Scientists from King’s College London and the University of Roehampton have identified a brain mechanism that may be linked to the onset and progression of psychosis.
Using a magnetic resonance imaging (MRI) technique known as pseudo-continuous arterial spin labeling, researchers measured resting regional cerebral blood flow (rCBF) in young people considered at ultra-high risk for psychosis and compared them with healthy volunteers. The study found elevated or “hyperactive” blood flow in the hippocampus, striatum (basal ganglia) and midbrain among the at-risk group. These regions are strongly implicated in psychotic disorders such as schizophrenia.
The study evaluated 52 individuals regarded as ultra high risk for psychosis and 27 healthy controls. Participants underwent baseline MRI scans and were reassessed after a mean follow-up period of about 17–18 months to determine how blood flow patterns evolved alongside clinical symptoms. Symptom severity was measured using the Comprehensive Assessment of At-Risk Mental States.
At baseline, the ultra-high-risk group showed significantly higher resting blood flow in the hippocampus, basal ganglia, and midbrain compared with healthy controls. At follow-up, those participants who experienced symptomatic improvement showed reductions in hippocampal and ventral striatal rCBF. In particular, individuals whose symptoms had resolved and who no longer met ultra-high-risk criteria displayed a longitudinal decrease in left hippocampal blood flow to levels comparable with healthy volunteers. By contrast, participants who remained at high risk or who transitioned to psychosis did not show this normalization.
These human imaging results align with prior animal research that suggests hippocampal hyperactivity can drive downstream changes in midbrain and basal ganglia circuits, potentially producing alterations in subcortical dopamine signaling associated with psychotic symptoms. The study therefore provides important evidence linking increased resting activity in these brain regions to both risk for psychosis and to clinical course.

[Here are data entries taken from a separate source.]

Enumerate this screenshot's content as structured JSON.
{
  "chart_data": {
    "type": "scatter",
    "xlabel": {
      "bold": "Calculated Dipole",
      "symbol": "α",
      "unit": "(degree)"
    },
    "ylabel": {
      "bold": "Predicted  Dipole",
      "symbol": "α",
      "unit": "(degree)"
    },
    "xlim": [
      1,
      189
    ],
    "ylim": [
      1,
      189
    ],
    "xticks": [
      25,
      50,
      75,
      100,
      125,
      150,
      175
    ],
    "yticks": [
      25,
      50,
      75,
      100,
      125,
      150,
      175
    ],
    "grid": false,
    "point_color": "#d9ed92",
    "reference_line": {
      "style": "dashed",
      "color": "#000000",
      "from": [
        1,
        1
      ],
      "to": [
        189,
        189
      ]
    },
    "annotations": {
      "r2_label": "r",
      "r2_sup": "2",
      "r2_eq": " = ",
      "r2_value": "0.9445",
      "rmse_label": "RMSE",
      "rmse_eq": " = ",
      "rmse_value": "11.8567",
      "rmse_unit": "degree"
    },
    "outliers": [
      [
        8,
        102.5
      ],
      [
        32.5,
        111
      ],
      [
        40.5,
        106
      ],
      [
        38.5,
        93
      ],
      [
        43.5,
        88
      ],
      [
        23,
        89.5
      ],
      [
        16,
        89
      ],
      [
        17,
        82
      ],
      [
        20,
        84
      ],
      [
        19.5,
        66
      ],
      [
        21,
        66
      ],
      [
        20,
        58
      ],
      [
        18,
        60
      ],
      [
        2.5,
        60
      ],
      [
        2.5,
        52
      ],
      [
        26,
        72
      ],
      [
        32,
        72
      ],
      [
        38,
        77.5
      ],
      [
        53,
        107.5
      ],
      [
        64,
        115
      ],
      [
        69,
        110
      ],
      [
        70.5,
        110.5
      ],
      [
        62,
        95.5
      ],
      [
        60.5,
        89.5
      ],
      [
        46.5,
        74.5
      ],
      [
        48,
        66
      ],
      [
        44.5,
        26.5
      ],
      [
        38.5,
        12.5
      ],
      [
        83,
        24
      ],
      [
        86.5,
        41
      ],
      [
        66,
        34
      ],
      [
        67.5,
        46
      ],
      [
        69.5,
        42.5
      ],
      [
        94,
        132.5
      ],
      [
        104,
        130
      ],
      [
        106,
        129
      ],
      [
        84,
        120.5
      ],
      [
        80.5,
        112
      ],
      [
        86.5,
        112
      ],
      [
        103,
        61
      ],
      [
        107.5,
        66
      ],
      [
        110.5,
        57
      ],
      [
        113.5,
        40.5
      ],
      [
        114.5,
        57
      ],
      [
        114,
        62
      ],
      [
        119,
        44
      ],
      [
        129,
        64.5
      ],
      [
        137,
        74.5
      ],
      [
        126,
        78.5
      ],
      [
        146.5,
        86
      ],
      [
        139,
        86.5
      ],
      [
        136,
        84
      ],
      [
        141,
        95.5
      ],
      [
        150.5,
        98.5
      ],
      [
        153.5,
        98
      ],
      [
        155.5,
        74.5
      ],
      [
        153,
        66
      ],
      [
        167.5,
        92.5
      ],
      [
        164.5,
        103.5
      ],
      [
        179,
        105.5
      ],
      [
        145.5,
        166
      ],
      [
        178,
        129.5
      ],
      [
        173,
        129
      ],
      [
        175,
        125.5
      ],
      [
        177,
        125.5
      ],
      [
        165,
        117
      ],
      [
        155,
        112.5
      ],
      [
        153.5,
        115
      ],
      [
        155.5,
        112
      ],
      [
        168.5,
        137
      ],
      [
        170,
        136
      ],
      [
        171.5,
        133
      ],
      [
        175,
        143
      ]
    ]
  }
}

Professor Paul Allen (Institute of Psychiatry, Psychology & Neuroscience, King’s College London and University of Roehampton) noted that the findings highlight important neurobiological differences between healthy people and those at ultra high risk of psychosis and help clarify mechanisms that may underlie illness development. Professor Philip McGuire (IoPPN, King’s College London) emphasized the potential clinical implications: brain scanning could assist clinicians in predicting whether individuals at increased risk will develop a psychotic disorder or recover, and understanding these early brain changes can guide development of preventive treatments.
Source: Jack Stonebridge – King’s College London
Image source: The image is credited to the researchers
Original research: Abstract for “Resting Hyperperfusion of the Hippocampus, Midbrain, and Basal Ganglia in People at High Risk for Psychosis” by Paul Allen, Ph.D.; Christopher A. Chaddock, Ph.D.; Alice Egerton, Ph.D.; Oliver D. Howes, M.D., Ph.D.; Ilaria Bonoldi, M.D.; Fernando Zelaya, Ph.D.; Sagnik Bhattacharyya, M.D., Ph.D.; Robin Murray, M.D.; Philip McGuire, M.D., Ph.D., published in American Journal of Psychiatry. Published online December 16, 2015. doi:10.1176/appi.ajp.2015.15040485
Abstract
Resting Hyperperfusion of the Hippocampus, Midbrain, and Basal Ganglia in People at High Risk for Psychosis
Objective:
Animal models indicate that psychosis development involves hippocampal hyperactivity that drives increased activity in the midbrain and basal ganglia. This study tested that hypothesis in humans by measuring resting perfusion in those brain regions in people at high risk for psychosis.
Method:
Pseudo-continuous arterial spin labeling imaging measured resting regional cerebral blood flow in 52 individuals at ultra-high risk for psychosis and 27 healthy volunteers. Psychotic symptom severity was assessed with the Comprehensive Assessment of At-Risk Mental States. Ultra-high-risk participants were reassessed after a mean follow-up of 17 months using the same clinical and imaging measures.
Results:
At baseline, ultra-high-risk participants showed elevated rCBF in the hippocampus, basal ganglia, and midbrain compared with healthy volunteers. At follow-up, the sample showed symptomatic improvement overall and reductions in hippocampal and ventral striatal rCBF. Those who no longer met ultra-high-risk criteria exhibited a longitudinal reduction in left hippocampal rCBF that was not seen in participants who remained high risk or developed psychosis.
Conclusions:
Being at high risk for psychosis is associated with increased resting activity in the hippocampus, midbrain, and basal ganglia. Resolution of the high-risk state correlates with normalization of activity in these regions, supporting models in which hippocampal hyperactivity contributes to dysregulation of subcortical dopamine-related circuits and the emergence of psychotic symptoms.